While Russia told the UNSC that Moscow has consistently supported the ongoing peace process led by the Afghans themselves, including through the expanded “Troika” ( Russia, the United States, China and Pakistan”, China recalled that the meeting of the extended Troika in Moscow helped to build consensus and align all the parties behind the peace talks. The USA, while calling ongoing attacks as “simply unacceptable”, pointed out that the meeting last week of the extended “Troika” had highlighted the growing consensus on the need to accelerate the negotiation process and expressed hope that the upcoming meeting in Turkey will also complement the Doha process.
(It may be mentioned that the representatives of the Government and the Taliban sat at the same table for the first time in 2018 under this Troika umbrella).
The representative of India called for immediate dismantling of terrorist safe havens and sanctuaries in Afghanistan, with terrorist supply chains broken.
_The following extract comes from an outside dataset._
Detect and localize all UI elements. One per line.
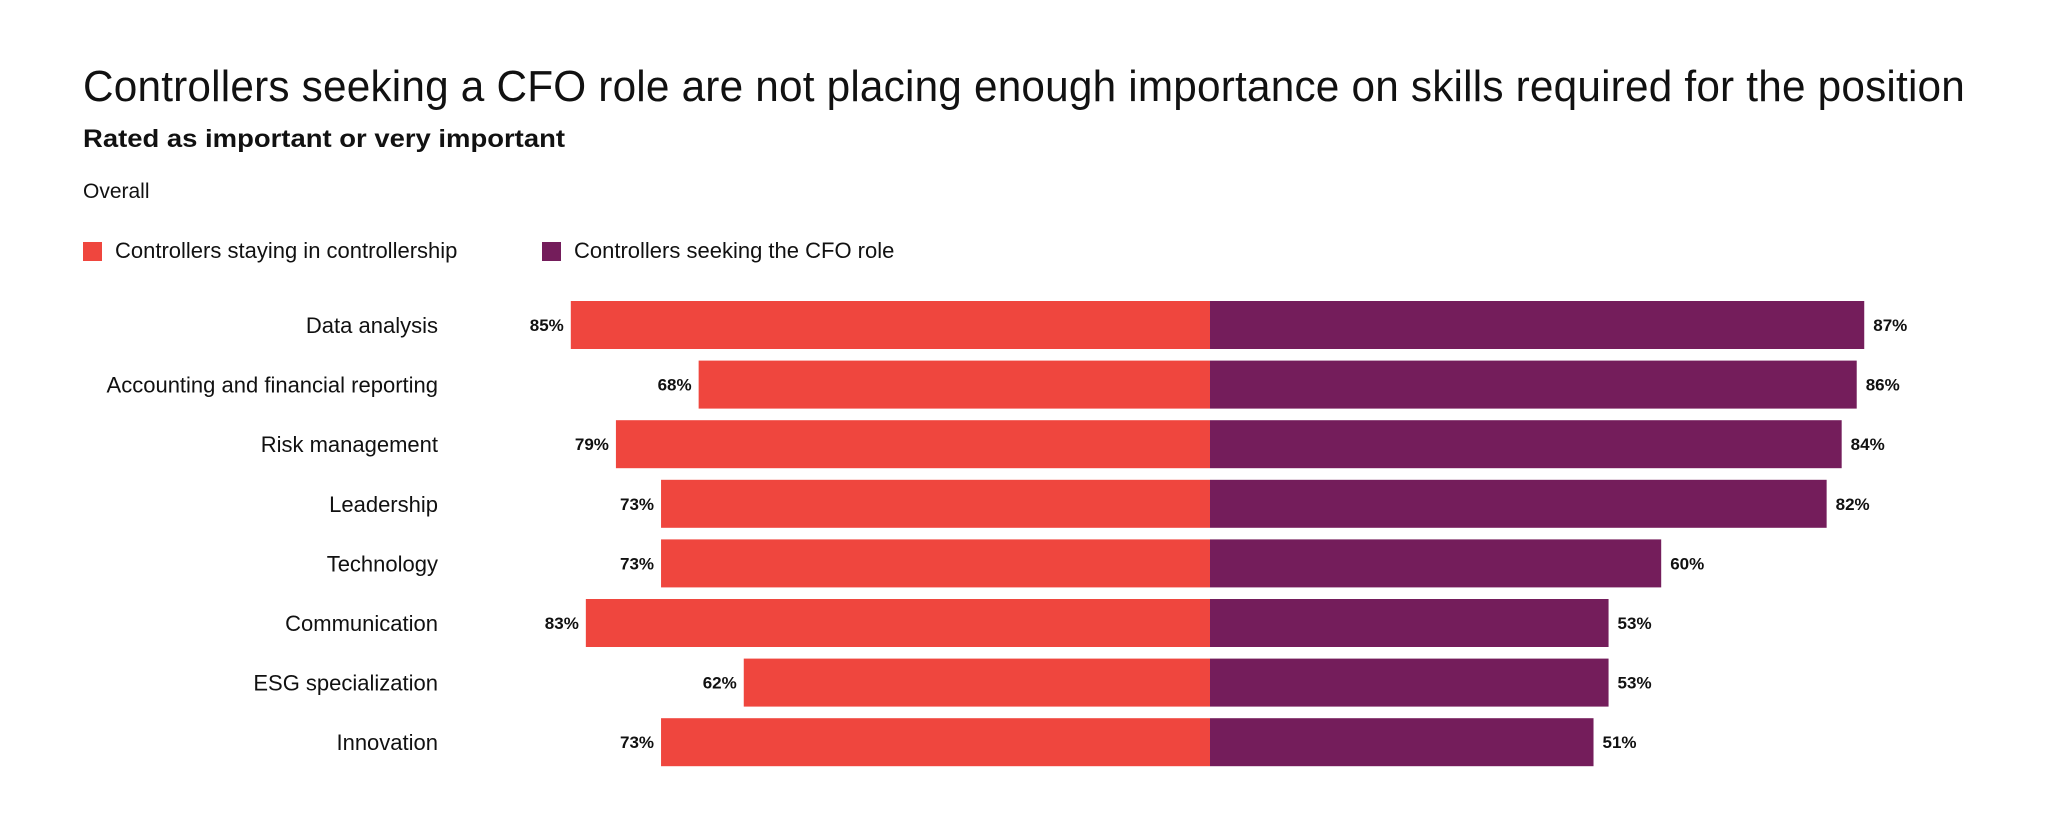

He said that an immediate and comprehensive ceasefire in Afghanistan was “the need of the hour”, and expressed New Delhi’s support in achieving sustainable peace, security and stability in the neighbouring country — “The gains of the last two decades must be preserved in any constitutional framework that Afghanistan designs for itself. The rights of women, minorities and the vulnerable must be protected, and respect for human rights and democracy must be ensured. Full participation of women and ethnic and religious minorities in the peace process is essential to preserve a democratic and pluralistic polity.”
India has committed over $3 billion towards development, reconstruction and capacity-building in Afghanistan over the last 20 years, and today, its developmental footprint there is spread across all 34 provinces. India has a high stake in that country, he said, welcoming the initiative to convene a meeting on Afghanistan by the United Nations later in March.